Sign up for the battlefordsNOW newsletter

Border city starts online news to ‘clarify’ potentially misleading media reports

Sep 7, 2016 | 5:30 PM

LLOYDMINSTER, Alta. — A city that straddles the Alberta-Saskatchewan boundary has started its own online news report to counter what it calls potentially misleading media stories.

“Welcome to the Lloydminster Record, an online news source delivering the straight facts on City of Lloydminster matters,” says a message on the website Wednesday.

“The Lloydminster Record was created to provide clarity, balance and perspective to news coverage.”

The website says the city will post clarifying articles whenever potentially misleading information is encountered.

Todd Corrigall, the city’s director of strategy and partnerships, said the decision came after more than a year of consideration by administration officials and was not based on any one news story by any particular media outlet.

The first and only “clarifying” article published Wednesday focuses on news stories by a reporter from radio station The Goat 106.1 FM earlier this year about the travel and expense accounts of the city manager’s office.

The article says despite providing all the requested information, media reports left out vital pieces of information “creating the opportunity for inaccurate conclusions.”

The website includes audio recordings of the reporter interviewing city officials.

“This is really a further opportunity for us to engage with the residents and ensure that they are fully informed on the major happenings that are going on,” Corrigall said.
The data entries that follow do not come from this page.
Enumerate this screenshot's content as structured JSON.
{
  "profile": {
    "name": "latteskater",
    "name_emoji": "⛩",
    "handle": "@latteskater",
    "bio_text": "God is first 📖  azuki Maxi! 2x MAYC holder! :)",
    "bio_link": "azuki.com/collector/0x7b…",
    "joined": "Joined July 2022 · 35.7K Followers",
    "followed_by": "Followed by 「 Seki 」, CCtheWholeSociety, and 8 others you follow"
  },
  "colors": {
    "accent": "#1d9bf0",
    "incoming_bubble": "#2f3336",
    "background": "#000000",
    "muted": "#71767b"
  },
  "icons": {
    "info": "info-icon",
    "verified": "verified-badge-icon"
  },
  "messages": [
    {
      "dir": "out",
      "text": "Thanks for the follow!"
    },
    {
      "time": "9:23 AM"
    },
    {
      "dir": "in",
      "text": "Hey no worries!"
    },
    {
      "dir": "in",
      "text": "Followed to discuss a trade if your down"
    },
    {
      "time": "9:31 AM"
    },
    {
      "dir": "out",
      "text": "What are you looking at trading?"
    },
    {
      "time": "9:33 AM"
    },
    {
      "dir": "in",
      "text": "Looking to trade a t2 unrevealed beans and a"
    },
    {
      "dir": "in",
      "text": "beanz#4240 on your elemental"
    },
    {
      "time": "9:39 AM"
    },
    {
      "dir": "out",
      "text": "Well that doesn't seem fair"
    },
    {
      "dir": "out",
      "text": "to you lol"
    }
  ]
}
The Goat and some other media outlets in the community of 32,000 such as radio station CKSA and Newcap Television declined comment on the city’s online news.

Taylor Weaver, managing editor of the Lloydminster Meridian Booster newspaper, said he has no problem with the city’s move.

“They are just trying to be more transparent,” Weaver said. “It is not like they are saying that media cannot be trusted.”

But Bryan Myers, a former managing editor and municipal affairs reporter at the paper, disagrees. He calls it a move straight out of North Korea.

Myers said the city is clearly unhappy with how some media are reporting on administration travel expenses.

“If you don’t like what the media is saying about you or how they’re portraying you, you’ve got two options: change what you’re doing or go back for clarification,” Myers wrote on his blog.

“On top of this being a poor move, it’s bush-league, it’s petty, and it’s unbecoming of a city.”

Corrigall said the Lloydminster Record was partly inspired by a City of Kelowna website called For The Record.

The Kelowna website says on occasion it finds a correction or clarification is needed when a media story or letter to the editor contains a factual error.

It says it hopes to “set the record straight” by providing that factual information directly to the public.